With games being the last of the large entertainment mediums to hit the streets, they've got something of a reputation for mainly cannibalising from another source: movies. Developers voraciously create games based on films, usually of the action or sci-fi genre, derivative plots structured around a playable framework.
But that's only one
part of the overall picture. Gaming also has a knack of copying itself.
If one successful idea makes it into market, a dozen more will follow
in its wake. Sniper rifles get made famous by Goldeneye, now every gun
title has one. Max Payne does slow-mo Bullet Time (that, too, obviosuly
copied from The Matrix movies), and everybody else wants to put that as
a feature on the back of their box. It's testament to the togetherness
of gaming as a one-for-all community that such idea-cribbing is so
prolific. Without now getting bogged down in the minutiae of copyright
law and what concepts a developer can or cannot take from another, I'd
assume such homages are encouraged for the betterment of gaming as a
whole. After all, it's not the plot and settings that (usually) get
copied, but the playable features: the over-the-shoulder camera from
RE4, the slideshow adventure format of Myst, or the shield recharge
system of Halo. If it's in one good game, it'll definitely be in
another one very soon.
Back to originality again. If narrative-based games take their influences for other media, it must be the abstract games that are truly unique. Games like Space Invaders, Pac-Man, Asteroids and Pong. Basically, those very early titles, influential in themselves, but beholden to no predecessor. OK, we could get into an argument as to whether they're based on any other worldy influences, however the fact is that those kinds of games are the origin of our genre, residing at the base of the huge gaming family tree.

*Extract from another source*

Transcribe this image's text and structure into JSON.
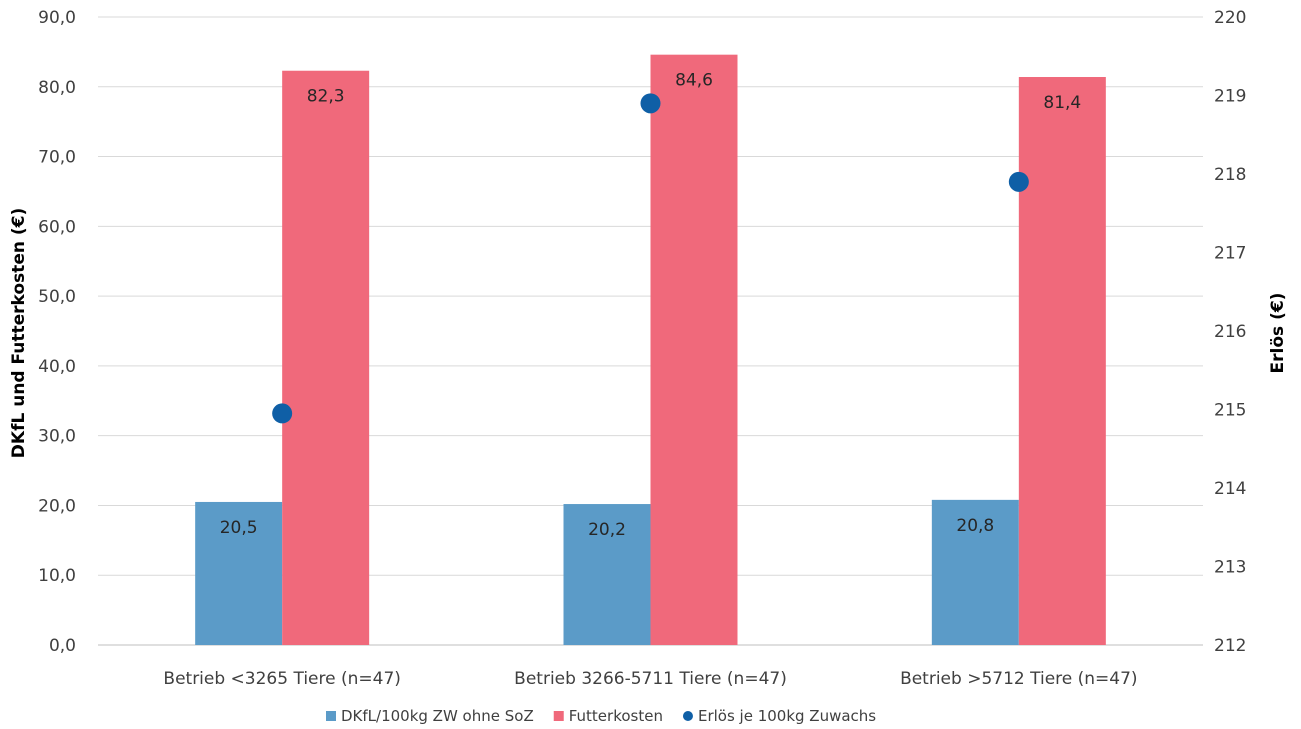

With such a proliferation of features stemming from the
gaming's historical foundation and from other mediums, it's not much of
a push to say that there is nothing new under the sun as far as games
are concerned. Games don't directly influence other media, it only
works the other way. But that's a sweeping statement to make (where
does Dance Dance Revolution fit in here?), and besides, even if we were
to qualfy it, it doesn't matter: it's not about citing your sources but
about perfecting what you do with them. Ideas are only as good as how
they're executed. Done well and we don't care.